На крышу эллинга сорвалась очередная шишка, пощекотала его алюминиевые бока и беззвучно упала на песок к моей ноге. Я поднял ее, с усилием сжал в кулаке, словно именно это колючее создание не давало спать всю ночь, а не ее бесчисленные братья и сестры. От ощущения, что эта шишка много-много месяцев висела в кроне дерева, чтобы упасть именно к моим ногам, ногам парня, всего лишь трое суток назад приехавшего в лагерь училища, я понял, что просто не мог не поднять ее с земли, что ничего нельзя изменить в жизни, которая прописана как план-задание, а можно только подкорректировать какие-то малозначащие пунктики и жить после этого в глупой уверенности, что ты сделал верный выбор. Я швырнул шишку во мрак бора, и черная бездонная пасть проглотила ее навсегда.
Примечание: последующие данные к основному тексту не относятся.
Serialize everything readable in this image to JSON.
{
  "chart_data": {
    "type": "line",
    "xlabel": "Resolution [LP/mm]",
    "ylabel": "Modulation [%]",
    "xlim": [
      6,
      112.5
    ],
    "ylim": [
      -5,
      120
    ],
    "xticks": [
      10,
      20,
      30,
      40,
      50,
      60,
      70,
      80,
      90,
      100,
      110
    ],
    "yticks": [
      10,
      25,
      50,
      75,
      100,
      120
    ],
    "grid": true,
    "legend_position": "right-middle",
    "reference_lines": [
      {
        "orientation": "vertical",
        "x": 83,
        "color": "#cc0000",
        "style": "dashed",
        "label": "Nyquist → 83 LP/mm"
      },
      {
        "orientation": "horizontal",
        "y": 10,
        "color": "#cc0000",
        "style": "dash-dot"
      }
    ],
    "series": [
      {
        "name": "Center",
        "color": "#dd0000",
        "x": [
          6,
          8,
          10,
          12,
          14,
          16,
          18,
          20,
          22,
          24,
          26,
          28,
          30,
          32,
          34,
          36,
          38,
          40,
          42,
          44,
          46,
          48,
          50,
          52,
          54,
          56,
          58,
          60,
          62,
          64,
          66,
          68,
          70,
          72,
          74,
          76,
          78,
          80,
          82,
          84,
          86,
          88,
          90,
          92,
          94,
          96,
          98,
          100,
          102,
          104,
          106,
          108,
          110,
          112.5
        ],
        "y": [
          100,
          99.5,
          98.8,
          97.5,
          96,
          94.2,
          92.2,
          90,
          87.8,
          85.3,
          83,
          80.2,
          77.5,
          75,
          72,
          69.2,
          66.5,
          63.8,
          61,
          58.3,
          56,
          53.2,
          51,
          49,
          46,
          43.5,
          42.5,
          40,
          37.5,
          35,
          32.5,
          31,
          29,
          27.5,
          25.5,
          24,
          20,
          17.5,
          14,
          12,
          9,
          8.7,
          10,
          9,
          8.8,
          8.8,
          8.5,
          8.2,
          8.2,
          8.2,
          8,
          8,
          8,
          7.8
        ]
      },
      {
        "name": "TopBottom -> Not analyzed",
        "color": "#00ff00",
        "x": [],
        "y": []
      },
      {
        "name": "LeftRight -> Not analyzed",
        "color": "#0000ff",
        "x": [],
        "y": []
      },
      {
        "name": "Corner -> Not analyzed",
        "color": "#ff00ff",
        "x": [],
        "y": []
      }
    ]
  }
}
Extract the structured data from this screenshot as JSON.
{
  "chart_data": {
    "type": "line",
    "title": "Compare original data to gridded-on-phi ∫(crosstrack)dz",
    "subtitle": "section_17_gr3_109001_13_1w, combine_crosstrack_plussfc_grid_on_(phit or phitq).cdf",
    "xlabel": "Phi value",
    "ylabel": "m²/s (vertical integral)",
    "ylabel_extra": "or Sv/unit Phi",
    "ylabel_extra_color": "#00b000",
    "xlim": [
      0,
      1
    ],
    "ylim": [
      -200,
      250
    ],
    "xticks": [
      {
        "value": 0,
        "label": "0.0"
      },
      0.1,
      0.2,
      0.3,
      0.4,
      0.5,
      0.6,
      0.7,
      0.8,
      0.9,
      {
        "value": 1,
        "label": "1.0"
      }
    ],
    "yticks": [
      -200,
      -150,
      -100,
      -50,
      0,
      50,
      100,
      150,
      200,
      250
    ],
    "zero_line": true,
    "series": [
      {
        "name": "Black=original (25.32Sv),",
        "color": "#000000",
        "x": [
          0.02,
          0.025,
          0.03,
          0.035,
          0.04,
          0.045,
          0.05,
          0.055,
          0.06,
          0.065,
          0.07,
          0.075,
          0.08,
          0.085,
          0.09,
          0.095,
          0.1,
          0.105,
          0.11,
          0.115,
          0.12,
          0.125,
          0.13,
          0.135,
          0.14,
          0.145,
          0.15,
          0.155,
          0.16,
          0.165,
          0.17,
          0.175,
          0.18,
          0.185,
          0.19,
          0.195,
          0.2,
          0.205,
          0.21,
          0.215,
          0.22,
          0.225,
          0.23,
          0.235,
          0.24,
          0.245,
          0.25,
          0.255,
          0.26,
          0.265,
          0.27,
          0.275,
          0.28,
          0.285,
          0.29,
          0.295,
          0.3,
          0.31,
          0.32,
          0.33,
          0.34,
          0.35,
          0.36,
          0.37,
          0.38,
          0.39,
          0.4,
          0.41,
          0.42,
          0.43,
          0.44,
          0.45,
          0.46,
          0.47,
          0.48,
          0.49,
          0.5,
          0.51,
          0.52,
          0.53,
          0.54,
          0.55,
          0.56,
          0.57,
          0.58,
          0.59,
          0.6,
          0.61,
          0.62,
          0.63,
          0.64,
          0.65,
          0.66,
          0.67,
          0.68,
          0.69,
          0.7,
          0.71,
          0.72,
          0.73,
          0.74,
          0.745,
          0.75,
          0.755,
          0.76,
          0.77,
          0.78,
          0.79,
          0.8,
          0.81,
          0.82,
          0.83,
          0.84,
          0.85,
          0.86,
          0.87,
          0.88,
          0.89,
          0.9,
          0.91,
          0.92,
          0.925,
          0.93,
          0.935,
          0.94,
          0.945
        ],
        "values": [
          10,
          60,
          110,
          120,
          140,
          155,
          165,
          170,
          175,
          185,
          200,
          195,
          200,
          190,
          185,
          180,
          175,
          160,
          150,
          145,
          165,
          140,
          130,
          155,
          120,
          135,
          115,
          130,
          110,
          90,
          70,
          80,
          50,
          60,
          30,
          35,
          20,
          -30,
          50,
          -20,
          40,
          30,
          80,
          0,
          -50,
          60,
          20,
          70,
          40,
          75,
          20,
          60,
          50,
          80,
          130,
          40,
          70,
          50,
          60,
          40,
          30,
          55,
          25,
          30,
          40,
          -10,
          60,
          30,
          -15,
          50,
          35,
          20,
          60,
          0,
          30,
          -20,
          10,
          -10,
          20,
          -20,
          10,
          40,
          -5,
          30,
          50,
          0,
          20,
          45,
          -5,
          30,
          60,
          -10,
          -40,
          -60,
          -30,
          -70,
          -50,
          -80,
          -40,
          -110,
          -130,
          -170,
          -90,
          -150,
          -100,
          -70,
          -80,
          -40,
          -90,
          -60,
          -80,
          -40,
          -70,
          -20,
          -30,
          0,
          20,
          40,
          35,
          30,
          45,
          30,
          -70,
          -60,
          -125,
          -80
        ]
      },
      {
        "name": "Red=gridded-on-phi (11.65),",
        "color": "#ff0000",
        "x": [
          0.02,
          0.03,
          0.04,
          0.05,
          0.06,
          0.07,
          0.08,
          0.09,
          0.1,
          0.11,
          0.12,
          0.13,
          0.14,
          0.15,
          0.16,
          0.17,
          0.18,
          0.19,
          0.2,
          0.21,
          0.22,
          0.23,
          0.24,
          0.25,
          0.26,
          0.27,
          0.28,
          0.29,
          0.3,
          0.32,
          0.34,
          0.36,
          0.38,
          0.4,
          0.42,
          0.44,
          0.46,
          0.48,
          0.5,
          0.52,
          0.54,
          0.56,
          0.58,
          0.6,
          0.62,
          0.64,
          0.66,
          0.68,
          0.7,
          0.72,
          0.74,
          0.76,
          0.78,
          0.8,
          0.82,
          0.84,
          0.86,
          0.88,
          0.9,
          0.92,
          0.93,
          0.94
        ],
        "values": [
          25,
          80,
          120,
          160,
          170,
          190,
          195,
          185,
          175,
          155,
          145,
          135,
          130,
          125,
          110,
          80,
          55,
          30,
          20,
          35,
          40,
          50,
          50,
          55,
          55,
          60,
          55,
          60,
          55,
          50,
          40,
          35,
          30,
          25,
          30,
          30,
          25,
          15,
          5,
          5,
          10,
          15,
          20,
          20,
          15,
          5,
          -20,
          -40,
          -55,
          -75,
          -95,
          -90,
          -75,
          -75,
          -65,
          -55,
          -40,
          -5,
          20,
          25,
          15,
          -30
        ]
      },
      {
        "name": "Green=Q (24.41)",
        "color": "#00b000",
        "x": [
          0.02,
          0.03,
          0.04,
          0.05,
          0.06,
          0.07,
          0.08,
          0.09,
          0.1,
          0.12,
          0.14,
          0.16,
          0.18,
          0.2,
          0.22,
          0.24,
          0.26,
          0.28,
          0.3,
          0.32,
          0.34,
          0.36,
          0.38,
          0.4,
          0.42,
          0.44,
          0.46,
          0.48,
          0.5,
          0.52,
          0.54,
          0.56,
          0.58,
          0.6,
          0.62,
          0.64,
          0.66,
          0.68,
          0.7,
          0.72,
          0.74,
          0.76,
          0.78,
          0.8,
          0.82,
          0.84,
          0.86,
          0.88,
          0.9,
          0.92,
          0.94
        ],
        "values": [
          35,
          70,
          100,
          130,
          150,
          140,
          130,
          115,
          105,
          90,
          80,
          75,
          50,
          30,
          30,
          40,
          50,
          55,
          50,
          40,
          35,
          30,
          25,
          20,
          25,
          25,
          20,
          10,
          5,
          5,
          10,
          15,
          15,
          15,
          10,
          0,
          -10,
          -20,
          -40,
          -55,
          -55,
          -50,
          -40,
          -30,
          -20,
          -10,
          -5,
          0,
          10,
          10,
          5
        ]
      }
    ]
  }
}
‒ Не спится, брателло? ‒ прокуренным голосом спросил вышедший за мной из эллинга худощавый парень в казенных синих трусах и синей голландке матроса речного флота.
Он был лет на семь-восемь старше меня, давным-давно отслужил срочную и теперь ходил матросом по северной реке Печоре на каком-то суденышке.
‒ Сдашь за меня математику? ‒ без предисловий спросил он и поправил на висках шикарную прическу а-ля битлз. ‒ Я ее в школе по касательной прошел тысячу лет назад. Ни шиша не помню. А может, и раньше не помнил. Знаешь какая в деревне учеба? Три класса и коридор ‒ вот и весь аттестат. Я вчера через земелю-писаря прошерстил бумажки тех, кто уже приехал в лагерь. Сильнее тебя пока никого на горизонте нет. Ты же олимпиаду в своем городе выигрывал. Точно?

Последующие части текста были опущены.